Beth’s lips firmed in aggravation as she followed.

“I could not care less whether or not you are, or were, involved in smuggling. What I am asking is, are we safe here?”

“Probably not, or at least not for very long. For tonight, it seems we are. At least, I see no signs of anyone else around save ourselves.”

“What about those men from the castle who are at this moment undoubtedly riding over the top of these very cliffs hunting us?”

“As we had no light, I doubt that they ever even saw the boat once it left the cove under the castle, so unless we’re very unlucky, they should have no idea where we went. In any case, as far as this place is concerned, there are only two ways in. One is the way we just came, and as you’ve experienced for yourself, making use of it is damned tricky. The other—I doubt they will risk the other.”

“It’s more dangerous than what we just did? What does it involve, slaying a host of fire-breathing dragons?”

He laughed, but broke off abruptly, the sudden change in his expression making Beth frown.
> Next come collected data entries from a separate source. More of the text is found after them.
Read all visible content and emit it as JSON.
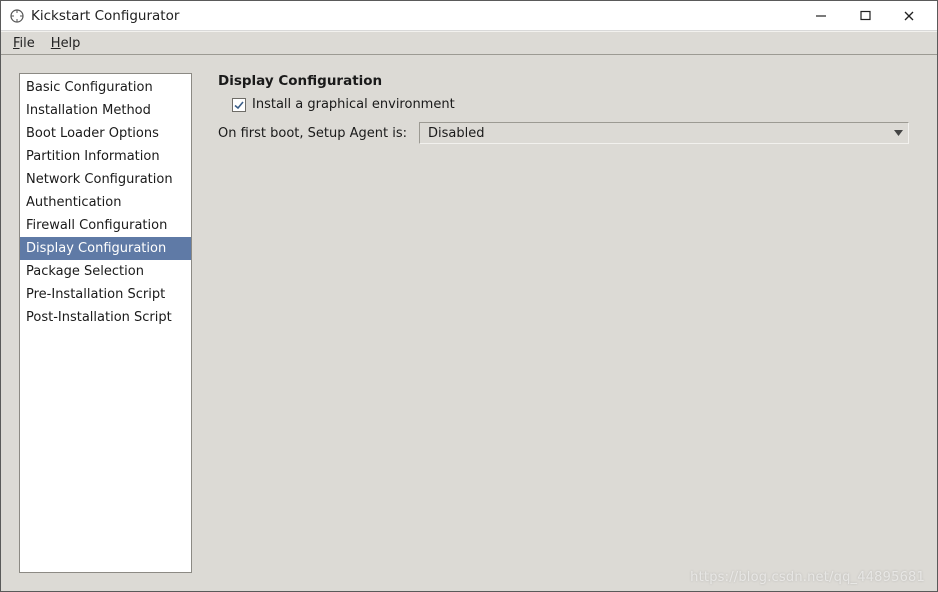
{
  "window": {
    "title": "Kickstart Configurator"
  },
  "menubar": {
    "file": "File",
    "help": "Help"
  },
  "sidebar": {
    "items": [
      {
        "label": "Basic Configuration",
        "selected": false
      },
      {
        "label": "Installation Method",
        "selected": false
      },
      {
        "label": "Boot Loader Options",
        "selected": false
      },
      {
        "label": "Partition Information",
        "selected": false
      },
      {
        "label": "Network Configuration",
        "selected": false
      },
      {
        "label": "Authentication",
        "selected": false
      },
      {
        "label": "Firewall Configuration",
        "selected": false
      },
      {
        "label": "Display Configuration",
        "selected": true
      },
      {
        "label": "Package Selection",
        "selected": false
      },
      {
        "label": "Pre-Installation Script",
        "selected": false
      },
      {
        "label": "Post-Installation Script",
        "selected": false
      }
    ]
  },
  "main": {
    "section_title": "Display Configuration",
    "install_graphical_label": "Install a graphical environment",
    "install_graphical_checked": true,
    "setup_agent_label": "On first boot, Setup Agent is:",
    "setup_agent_value": "Disabled"
  },
  "watermark": "https://blog.csdn.net/qq_44895681"
}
Then, having reached one of the clusters of stumplike rocks that ringed the sand, he sat down on the nearest available surface.

Or, more properly, dropped his boots in the sand and sank down on it as if he badly felt the need to sit.

Beth remembered her conviction that he had been shot.

“Does it hurt very much?” she asked, with what she considered truly commendable cunning.

“’Tis the sting of the salt that’s the worst of it, I think,” he answered, then caught himself up as he realized what he had been tricked into admitting, and looked up at her so warily that despite his size and style, he reminded her of nothing so much as a guilty small boy.

“Are you just going to sit there and bleed, or do you want me to take a look?” Her tone was tart. From the way he was sitting, and the long, questing hand that he pressed to the area not far above his right armpit, it wasn’t all that difficult for Beth to guess the location of the wound. She tried to see if she could discern the wet blackness of blood on his damp black coat, but it was impossible to make that kind of distinction in the shadowy gloom.